Regierung startet Projekt "Elena" und sammelt mit dem elektronischen Entgeltnachweis Daten über Arbeitnehmer
Am 1. Januar 2010 startet die Bundesregierung das größte Erfassungs- und Vernetzungsprojekt von Arbeitnehmerdaten, das es in Deutschland je gegeben hat. Hierbei sammelt der Staat auf einem Zentralcomputer der Deutschen Rentenversicherung in Würzburg sämtliche Daten der Arbeitnehmer, wie Verdienst, Arbeitszeit oder Sozialabgaben. Bei Anträgen, die eine Arbeitgeberbescheinigung benötigen, wie zum Beispiel Wohngeld, Hartz IV und Kitaplatz-Anforderung bis hin zur Zeugenentschädigung, können die Behörden auf den Server zurückgreifen und dem Antragsteller Rennerei, Wartezeit und Arbeitgeberbelästigung ersparen. Unter den angeforderten Angaben befinden sich auch eine Menge höchst sensibler Daten. So enthält der Entgeltnachweis auch eine Rubrik "Fehlzeiten". Hier wird unter anderem aufgelistet, ob und wie oft der Beschäftigte sich krank gemeldet hat und auch, ob und wie lange er an "rechtmäßigen" oder "unrechtmäßigen" Streiks teilgenommen hat. Als Begründung heißt es, dass diese Angaben notwendig seien, um über eventuelle Sperrzeiten für Sozialleistungen entscheiden zu können.

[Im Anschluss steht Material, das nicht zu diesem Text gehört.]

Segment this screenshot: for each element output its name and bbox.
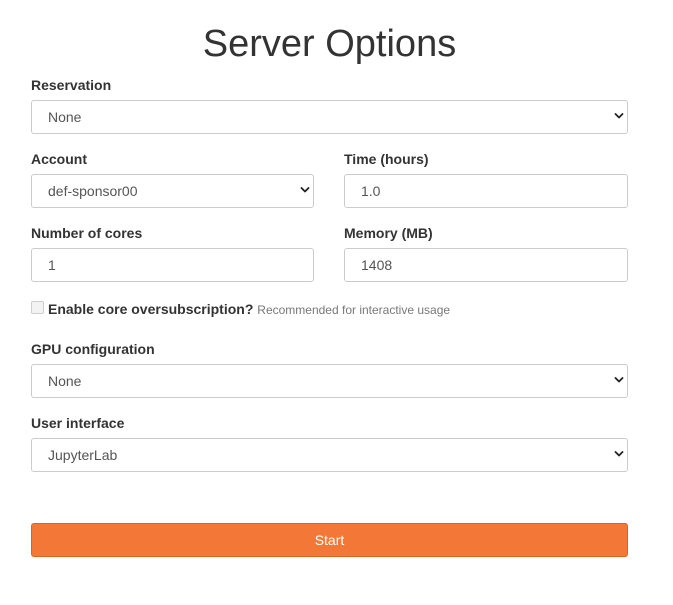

Ab 2012 soll Elena für die ersten Anträge wie Arbeitslosen-, Eltern- und Wohngeld genutzt werden. Um dem Projekt allerdings einen Vorlauf zu geben, sind alle Arbeitgeber seit Januar 2010 dazu verpflichtet, die Daten ihrer Beschäftigten elektronisch an die zentrale Speicherstelle zu melden.